Špela Škulj, Teža zapuščine/The Weight of Legacy, 54 kg
9 – 30 June 2022
Curating and text: Jasna Jernejšek
In a multimedia art-research project with an ambiguous title, The Weight of Legacy, Špela Škulj considers the interdependence of (her own) identity, family heritage, and legacy, both individual and collective, as well as how to measure their “weight”. She is interested in how our personal and family names define us; where our roots are; what is that which we inevitably inherit and what is left behind? What if a certain proper name is not unique to one person, but is rather shared with several people?
The Weight of Legacy (2022) reflects heterogeneous genre approaches marked by the artist’s subjective perspective, all of which meet at the intersection of the real, the probable and fiction, while the setting is inspired by formalism and conceptualism of the 1960s. The project started to develop when the author received mail addressed to her, but it was apparently intended for another person. While browsing the internet, she then found out that there are several people with the same name and surname she bears, and that they are not related to each other in any way. She was surprised by the fact that in the present moment eight people named Špela Škulj live parallel lives in which they (unknowingly) share their first and last name and the time in which they coexist. In the (self-)research of who they are and what kind of lives they live, the artist reached out to all the others who carry the name Špela Škulj and invited them to participate in an experiment of becoming acquaintances. Five of them responded and the series Woman with whom I share a Name (2022) was created, consisting of portraits that imitate the conventions of portrait photography of the 1980s with a characteristic blue background. The portraits are complemented by sound recordings in which the women present themselves. Their life stories, summarized in short statements, can be read individually, but they can also be understood as the life story of one person living possible versions of herself in parallel spaces.
A similar mixture of the real and fictional is the author’s search for family roots, the origin of which she “finds” on the island of Škulj, which is part of the Croatian Kornati archipelago. The artist conducts an unpredictable, seemingly pointless journey with a symbolic capturing of this uninhabited, rough, and desolate island by appropriating its individual “parts” with objects found on it. “Family heritage” is thus being materialized, it becomes tangible through objects to which the artist assigns the status of relics. The piece Appropriation of the Island (2022) represents one of the possible scenarios for the creation of personal history and mythology, a nostalgic return to the origins and roots tied to a specific space, even if they are completely fictional.

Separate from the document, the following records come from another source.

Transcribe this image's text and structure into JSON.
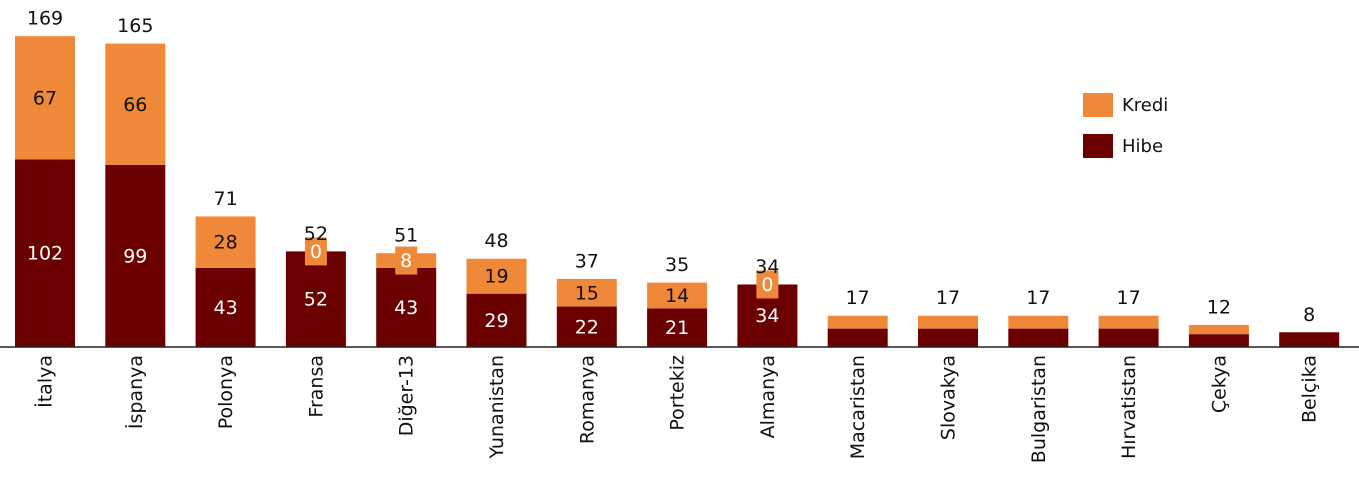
{
  "chart_data": {
    "type": "stacked-bar",
    "categories": [
      "İtalya",
      "İspanya",
      "Polonya",
      "Fransa",
      "Diğer-13",
      "Yunanistan",
      "Romanya",
      "Portekiz",
      "Almanya",
      "Macaristan",
      "Slovakya",
      "Bulgaristan",
      "Hırvatistan",
      "Çekya",
      "Belçika"
    ],
    "series": [
      {
        "name": "Hibe",
        "color": "#6b0000",
        "values": [
          102,
          99,
          43,
          52,
          43,
          29,
          22,
          21,
          34,
          10,
          10,
          10,
          10,
          7,
          8
        ],
        "value_labels": [
          "102",
          "99",
          "43",
          "52",
          "43",
          "29",
          "22",
          "21",
          "34",
          null,
          null,
          null,
          null,
          null,
          null
        ]
      },
      {
        "name": "Kredi",
        "color": "#f0883a",
        "values": [
          67,
          66,
          28,
          0,
          8,
          19,
          15,
          14,
          0,
          7,
          7,
          7,
          7,
          5,
          0
        ],
        "value_labels": [
          "67",
          "66",
          "28",
          "0",
          "8",
          "19",
          "15",
          "14",
          "0",
          null,
          null,
          null,
          null,
          null,
          null
        ]
      }
    ],
    "totals": [
      169,
      165,
      71,
      52,
      51,
      48,
      37,
      35,
      34,
      17,
      17,
      17,
      17,
      12,
      8
    ],
    "ylim": [
      0,
      180
    ],
    "legend": "upper-right"
  }
}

In a world of meanings where everything has its weight, factual or metaphorical, each more tangible than the other, the term “weight” can represent size, importance, load, value, or soundness of things. It leads to potentially burdened, conversationally “difficult” (self-)interrogations which Škulj playfully performs to measure the actual weight, whether of persons, objects or an island. In a complex and changing set of physiological and psychological states and experiences that we identify with ourselves and our lives, “weight” is thus one of the things that can be asserted with a certain degree of (mathematical) certainty. And it gives a literal answer to the question of what our legacy is.
Špela Škulj (1982) is a visual artist, working within the field of contemporary photography and video. Her method of expression is related to personal documentarism. She often addresses the topics of ecology and the irreversible human impact on the environment, representing a posthumanistic view of the world through which she explores the question of loneliness and feelings of meaninglessness of human existence in the contemporary world. She has presented her work in solo and group exhibitions in Slovenia and abroad, including KAPSULA (P74) in Ljubljana, Photon Gallery in Ljubljana, Museum of Contemporary Art Metelkova in Ljubljana, Central Station in Maribor, AQ Gallery in Celje, and Chef d’Oeuvre in Osaka, Japan. She was twice a finalist at the Different Worlds: Young Contemporary Photography competition (2014, 2017), has won the Photobook Competition (Photon Gallery, 2016), and was twice a finalist for the OHO Group Award (2019, 2022). Besides her own projects, she also works as a theatre technician and lighting designer. She lives and works in Ljubljana.